Engineering vs Criminal Justice?

Many paths in engineering will give you a rock-solid math foundation without condemning yourself to it for life. Math is an important way to develop the rigorous mindset you need to be an engineer, but it does not necessarily become your everyday tool; computer science is a great example of that (even though some aspects of computer science deal with specific problems like computability, computational complexity, or cryptography using discrete math). Other engineering majors (like aerospace engineering) use math as a tool to describe natural phenomena (physics). It is almost never math for the sake of math.
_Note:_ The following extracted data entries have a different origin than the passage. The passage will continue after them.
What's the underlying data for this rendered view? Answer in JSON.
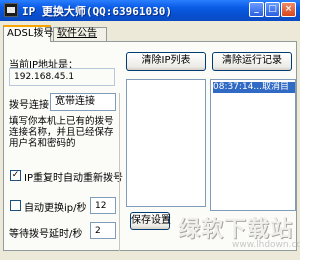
{
  "window": {
    "title": "IP 更换大师(QQ:63961030)",
    "minimize": "_",
    "maximize": "□",
    "close": "×"
  },
  "tabs": [
    {
      "label": "ADSL拨号",
      "active": true
    },
    {
      "label": "软件公告",
      "active": false
    }
  ],
  "adsl": {
    "current_ip_label": "当前IP地址是：",
    "current_ip_value": "192.168.45.1",
    "connection_label": "拨号连接",
    "connection_value": "宽带连接",
    "hint_text": "填写你本机上已有的拨号连接名称，并且已经保存用户名和密码的",
    "auto_redial_label": "IP重复时自动重新拨号",
    "auto_redial_checked": true,
    "auto_change_label": "自动更换ip/秒",
    "auto_change_checked": false,
    "auto_change_value": "12",
    "wait_label": "等待拨号延时/秒",
    "wait_value": "2"
  },
  "buttons": {
    "clear_ip_list": "清除IP列表",
    "clear_run_log": "清除运行记录",
    "save_settings": "保存设置"
  },
  "log": {
    "entries": [
      "08:37:14...取消目"
    ]
  },
  "watermark": {
    "logo": "绿软下载站",
    "url": "www.lhdown.com"
  },
  "colors": {
    "titlebar": "#0a5ce6",
    "window_bg": "#ece9d8",
    "selection": "#316ac5",
    "check_mark": "#21a121"
  }
}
The closest “pure math” engineering major I can think of is operations research (essentially process optimization); perhaps information theory within electrical engineering. These are relatively narrow forays. Even then, they are often heavily mixed with computational science and machine learning these days. But none of that matters: once you’re in college you’ll be deciding your path; it is nothing like high school.

You’re pondering dramatically different career decisions based on completely the wrong parameters (not your fault). If you want to know if engineering is for you, the question to ask yourself is: Do I like to use my ingenuity to create stuff that will be used to solve real-life problems? Engineers make, whether it’s a software product, a space ship, or an artificial joint. They make stuff that blows your mind and help improve other people’s lives. It is intellect and creativity at the service of humanity.